Ao DN, o deputado admite que é este o registo das atividades económicas, mas acrescenta que a empresa nunca se dedicou nem ao arrendamento, nem ao alojamento turístico. "Algumas delas não as exerço nem está no meu horizonte profissional exercê-las", afirma o parlamentar.

"Tenho participações sociais em empresas dessa área, mas julgo que não há incompatibilidade. A atividade imobiliária não é sobre o arrendamento de casas, não atuo nessa área", refere Hugo Pires, que admite, no entanto, pedir uma clarificação. "Solicitarei um parecer para ver se há ou não incompatibilidade. Não quero que haja aqui alguma confusão", remata.

Já quanto à CRIAT Unipessoal, Lda, o registo que consta do Portal da Justiça especifica que a empresa tem como fim a "prestação de serviços de arquitetura e consultoria no âmbito da reabilitação urbana, planeamento e ordenamento do território e a elaboração de projetos de arquitetura e de especialidades, urbanismo e planeamento, e o controle, administração, gestão e execução de obras e respetivo licenciamento e construção civil".

O site da empresa é mais pormenorizado. "A CRIAT conjuga prospeção imobiliária, análise da viabilidade de investimento, reabilitação e apoio a financiamento para que lhe seja mais fácil encontrar a casa à sua medida ou o projeto de investimento mais rentável", lê-se no site, que diz também potenciar "o valor do património arquitetónico português através da conversão de imóveis devolutos em alojamentos turísticos, explorando-os e dando-os a conhecer a quem quiser viver um pouco mais da nossa cultura".

Um nome para substituir Helena Roseta

O grupo parlamentar de trabalho sobre habitação foi coordenado, até este terça-feira, pela deputada independente pelo PS Helena Roseta, que se demitiu das funções em divergência com o novo pedido de adiamento das votações feito ontem pelos socialistas, uma iniciativa que remete todo o processo para dezembro.

O grupo de trabalho tem em cima da mesa cerca de duas dezenas de propostas, com destaque para três diplomas do governo, que definem os termos legais para a criação de uma bolsa de arrendamento acessível, bem como a previsão de benefícios fiscais para os senhorios que optem por este mecanismo de rendas acessíveis, ou por contratos de arrendamento de longa duração.

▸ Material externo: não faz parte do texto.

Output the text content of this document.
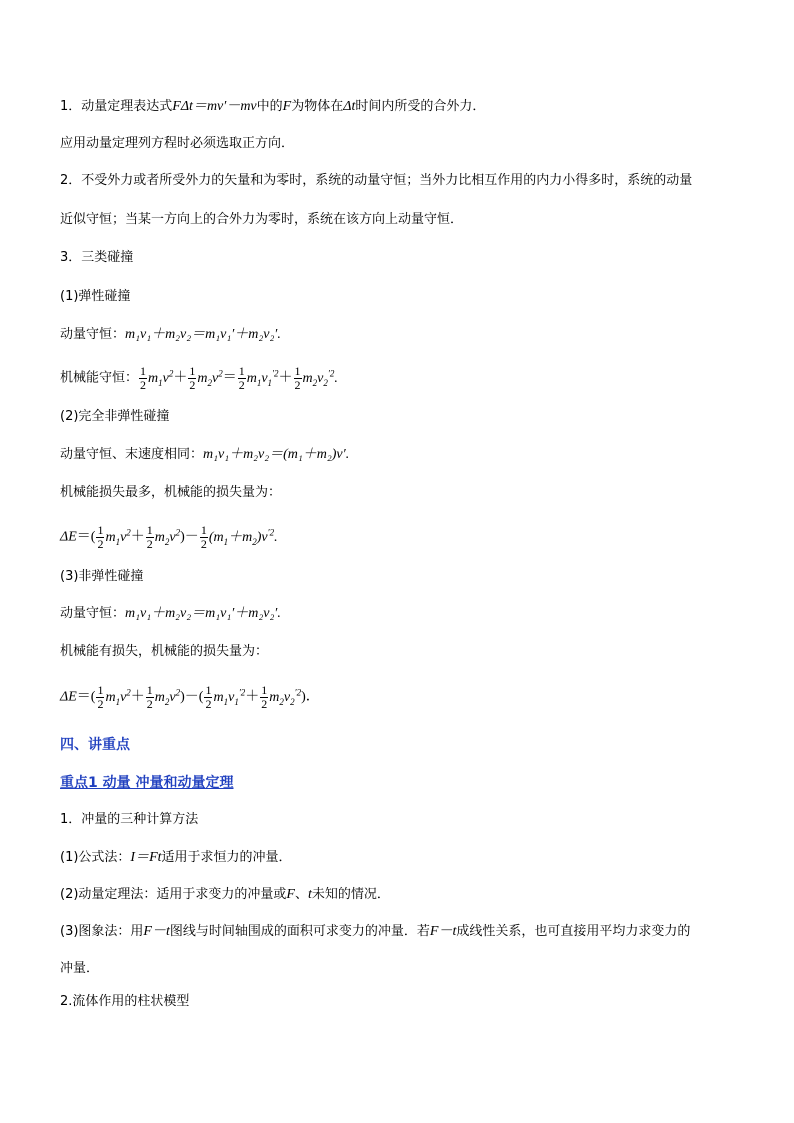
1．动量定理表达式FΔt＝mv′－mv中的F为物体在Δt时间内所受的合外力．
应用动量定理列方程时必须选取正方向．
2．不受外力或者所受外力的矢量和为零时，系统的动量守恒；当外力比相互作用的内力小得多时，系统的动量
近似守恒；当某一方向上的合外力为零时，系统在该方向上动量守恒．
3．三类碰撞
(1)弹性碰撞
动量守恒：m₁v₁＋m₂v₂＝m₁v₁′＋m₂v₂′.
机械能守恒： $\frac{1}{2} m_1v^2+ \frac{1}{2} m_2v^2= \frac{1}{2} m_1v_1^{'2}+ \frac{1}{2} m_2v_2^{'2}$.
(2)完全非弹性碰撞
动量守恒、末速度相同：m₁v₁＋m₂v₂＝(m₁＋m₂)v′.
机械能损失最多，机械能的损失量为：
$\Delta E=( \frac{1}{2} m_1v^2+ \frac{1}{2} m_2v^2)- \frac{1}{2} (m_1+m_2)v^{'2}$.
(3)非弹性碰撞
动量守恒：m₁v₁＋m₂v₂＝m₁v₁′＋m₂v₂′.
机械能有损失，机械能的损失量为：
$\Delta E=( \frac{1}{2} m_1v^2+ \frac{1}{2} m_2v^2)-( \frac{1}{2} m_1v_1^{'2}+ \frac{1}{2} m_2v_2^{'2})$．
四、讲重点
重点1 动量 冲量和动量定理
1．冲量的三种计算方法
(1)公式法：I＝Ft适用于求恒力的冲量．
(2)动量定理法：适用于求变力的冲量或F、t未知的情况．
(3)图象法：用F－t图线与时间轴围成的面积可求变力的冲量．若F－t成线性关系，也可直接用平均力求变力的
冲量．
2.流体作用的柱状模型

Medidas que visam incentivar os proprietários a manter as casas no arrendamento habitacional, em detrimento de opções como o alojamento local.

Quem é Hugo Pires

O nome escolhido pelo PS para substituir Roseta é arquiteto de profissão, sendo o secretário nacional do PS para a Organização. Antigo presidente da concelhia de Braga, integra a comissão parlamentar de Economia, Inovação e Obras Públicas.

O deputado integra também a comissão de Ambiente, Ordenamento do Território, Descentralização, Poder Local e Habitação, no âmbito da qual funciona o grupo de trabalho que visa estabelecer novas regras para o arrendamento. Mas isso acontece apenas há alguns dias - era suplente nesta comissão, tendo passado a efetivo com a saída do deputado João Torres para o governo, na passada semana.

Eleito pelo círculo eleitoral de Braga, com 39 anos, Hugo Pires é deputado desde o início da presente legislatura, em 2015. Já tinha estado no Parlamento durante o último governo de José Sócrates.

Foi vereador a tempo inteiro da Câmara Municipal de Braga, entre 2009 e 2013, no executivo camarário de Mesquita Machado. Entre 2013 e 2017 foi vereador da oposição, após a vitória do PSD nas autárquicas.

Hugo Pires foi um dos cinco ex-vereadores socialistas que foi a julgamento no caso do favorecimento de Mesquita Machado a uma filha e a um genro, na compra de três imóveis em redor do Palácio das Convertidas, em que o ex-presidente da autarquia foi condenado a três anos de prisão, com pena suspensa. Todos os vereadores foram absolvidos: o tribunal considerou que não tinham conhecimento do negócio feito por Mesquita Machado.